One option is consolidating administrative departments for academic programs that exist on multiple campuses, such as engineering, teacher education, and business administration.
“We have three schools of management; we have three schools of education,” Johnsen said. “Are we gonna continue to have those three or is it gonna be somehow changed?”
Condensing the programs would require accreditations on a program-by-program basis, but he’s confident that would be possible, he said.

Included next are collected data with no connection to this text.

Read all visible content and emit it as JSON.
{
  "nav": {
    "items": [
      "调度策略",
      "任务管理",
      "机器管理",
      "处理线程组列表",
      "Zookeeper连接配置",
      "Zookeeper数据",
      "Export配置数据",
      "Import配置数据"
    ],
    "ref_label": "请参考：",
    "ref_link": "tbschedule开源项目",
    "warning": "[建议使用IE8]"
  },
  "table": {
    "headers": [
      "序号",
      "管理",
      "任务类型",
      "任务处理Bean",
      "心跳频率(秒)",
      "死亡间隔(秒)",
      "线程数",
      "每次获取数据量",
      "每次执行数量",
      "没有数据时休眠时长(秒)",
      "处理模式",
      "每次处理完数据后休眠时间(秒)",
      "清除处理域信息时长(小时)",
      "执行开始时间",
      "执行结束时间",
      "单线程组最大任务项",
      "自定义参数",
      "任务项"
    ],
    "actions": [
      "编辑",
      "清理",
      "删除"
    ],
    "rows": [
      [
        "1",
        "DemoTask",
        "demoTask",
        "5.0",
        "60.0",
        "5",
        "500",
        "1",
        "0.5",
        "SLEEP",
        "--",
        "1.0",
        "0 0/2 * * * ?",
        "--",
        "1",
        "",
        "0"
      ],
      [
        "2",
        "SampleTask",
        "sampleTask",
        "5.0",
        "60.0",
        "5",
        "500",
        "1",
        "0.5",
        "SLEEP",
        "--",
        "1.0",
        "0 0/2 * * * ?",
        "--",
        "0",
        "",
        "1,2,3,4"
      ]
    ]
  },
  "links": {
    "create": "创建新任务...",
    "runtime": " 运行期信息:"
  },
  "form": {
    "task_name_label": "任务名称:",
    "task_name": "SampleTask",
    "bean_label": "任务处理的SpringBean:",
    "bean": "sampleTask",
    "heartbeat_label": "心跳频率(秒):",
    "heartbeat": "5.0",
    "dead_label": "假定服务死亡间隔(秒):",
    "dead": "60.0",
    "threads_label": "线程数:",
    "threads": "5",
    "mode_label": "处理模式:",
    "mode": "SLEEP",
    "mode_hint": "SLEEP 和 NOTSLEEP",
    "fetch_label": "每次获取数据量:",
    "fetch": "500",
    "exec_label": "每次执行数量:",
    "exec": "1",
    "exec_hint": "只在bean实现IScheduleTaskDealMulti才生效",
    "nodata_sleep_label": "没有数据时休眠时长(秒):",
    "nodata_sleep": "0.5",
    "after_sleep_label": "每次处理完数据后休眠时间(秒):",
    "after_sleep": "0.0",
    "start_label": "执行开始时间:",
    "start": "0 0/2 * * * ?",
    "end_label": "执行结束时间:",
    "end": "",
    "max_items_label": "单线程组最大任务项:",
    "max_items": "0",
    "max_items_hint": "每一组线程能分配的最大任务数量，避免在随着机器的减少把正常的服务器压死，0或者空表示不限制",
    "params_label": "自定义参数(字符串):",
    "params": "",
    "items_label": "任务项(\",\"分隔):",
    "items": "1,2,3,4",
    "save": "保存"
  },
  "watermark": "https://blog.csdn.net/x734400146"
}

The Northwest Commission on Colleges and Universities grants accreditation based on certain sets of academic standards.
The report notes that even if that commission approves a move to bring the university system under a single accreditation – which is uncertain – the process would take at least two years, and a significant amount of faculty, staff, and administrative resources to complete.
And, once the process is finished, the report says there’s no guarantee it will result in more students or higher quality programs, or meet the state’s higher education needs.
Regardless of the report’s recommendations, Johnsen says it’s an avenue deserving of a closer look.
“I’m agnostic when it comes to three accreditations, one accreditation, 38 accreditations,” Johnsen said. “It’s about our mission for the state of Alaska. That trumps everything.”
No decisions have been made regarding the university system’s accreditation strategy, but it’s a topic scheduled for discussion at the next Board of Regents meeting in September.